One of the best features, though, is the trainer’s ERG mode, which is game changer if you’re looking to increase your FTP. The ERG mode setting allows you to train at a specific target power (which you can set in Zwift or other training apps), and the trainer will automatically change your resistance to consistently keep you at that power, regardless of your speed or cadence. You also have the option to train in simulation mode, where an outdoor grade is replicated, but you’re able to adjust your own resistance accordingly, as you would do outside.
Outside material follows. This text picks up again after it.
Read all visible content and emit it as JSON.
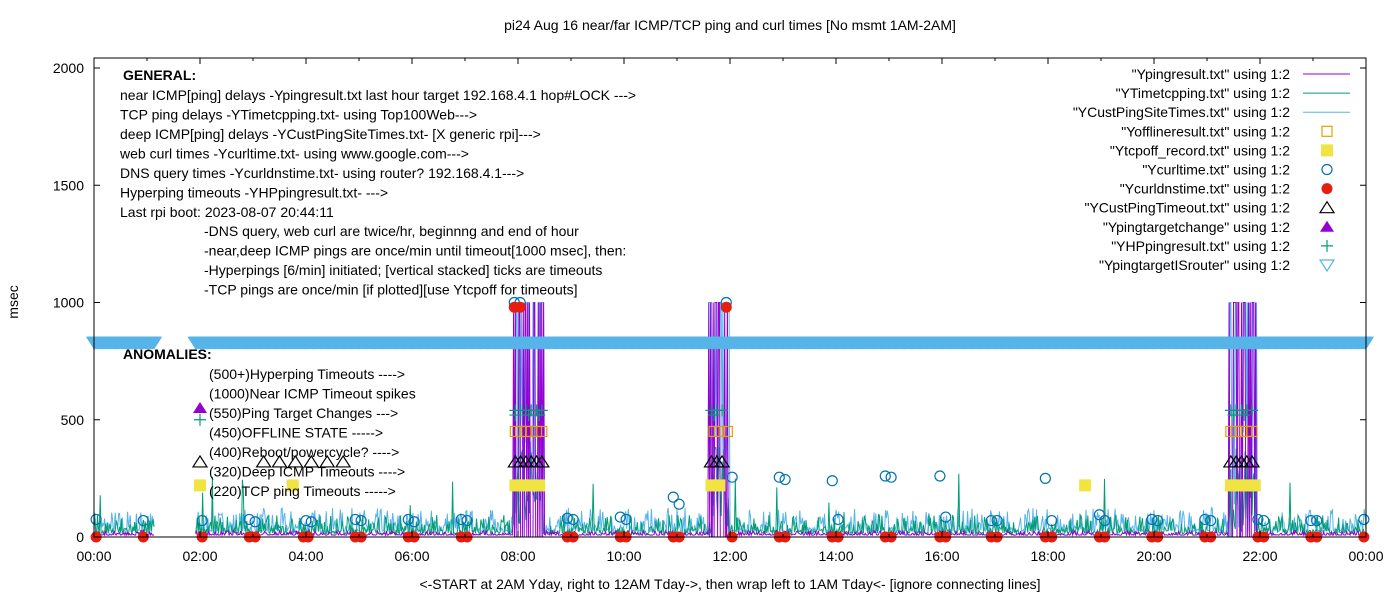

Finally, it’s a dream to set-up. Once the legs are unfolded and you’ve fitted a cassette (which you do unfortunately need to buy; it’s compatible with Shimano & SRAM: 8-12 speed), the bike is ready to attach. Connection to Bluetooth is then instantaneous, with the trainer detected as soon as you open up your training software. Oh, and as soon as you get going, it is very quiet – obviously the drivetrain is audible but it’s certainly not loud enough to wake up your neighbours during a pre-dawn session.
6. Wahoo Kickr
Being the turbo of choice for cyclists of the professional peloton, such as Tom Pidcock and Team Ineos, you wouldn’t expect anything but the best from Wahoo’s Kickr. Providing a maximum power output of 2,000 watts, Wahoo describes its trainer’s large freewheel as imitating the sensation of real-life riding. In practice, when used in combination with a virtual training platform, it's eerily realistic, allowing you to simulate the thigh-burning ascents of alpine climbs without leaving your front room.
The direct drive trainer is easy to set-up on the majority of bikes – 26"-29" MTBs, quick release or thru axle, and even BMXs – and it's relatively quick to switch bikes if multiple people in your household are using.
After a quick configuration, you're good to go, and the trainer is the ideal accompaniment to virtual software such as Zwift. Like the Neo T2 Smart above, its ERG mode is perfect for completing set intervals at pre-determined watt output, but it's also extremely responsive when used without, as on-screen climbs, descents and thigh-burning sprints are realistically brought to life.
It's worth noting that, if you have a 12-speed cassette on your bike, you will have to buy and install a new driver to make the turbo compatible with your bike.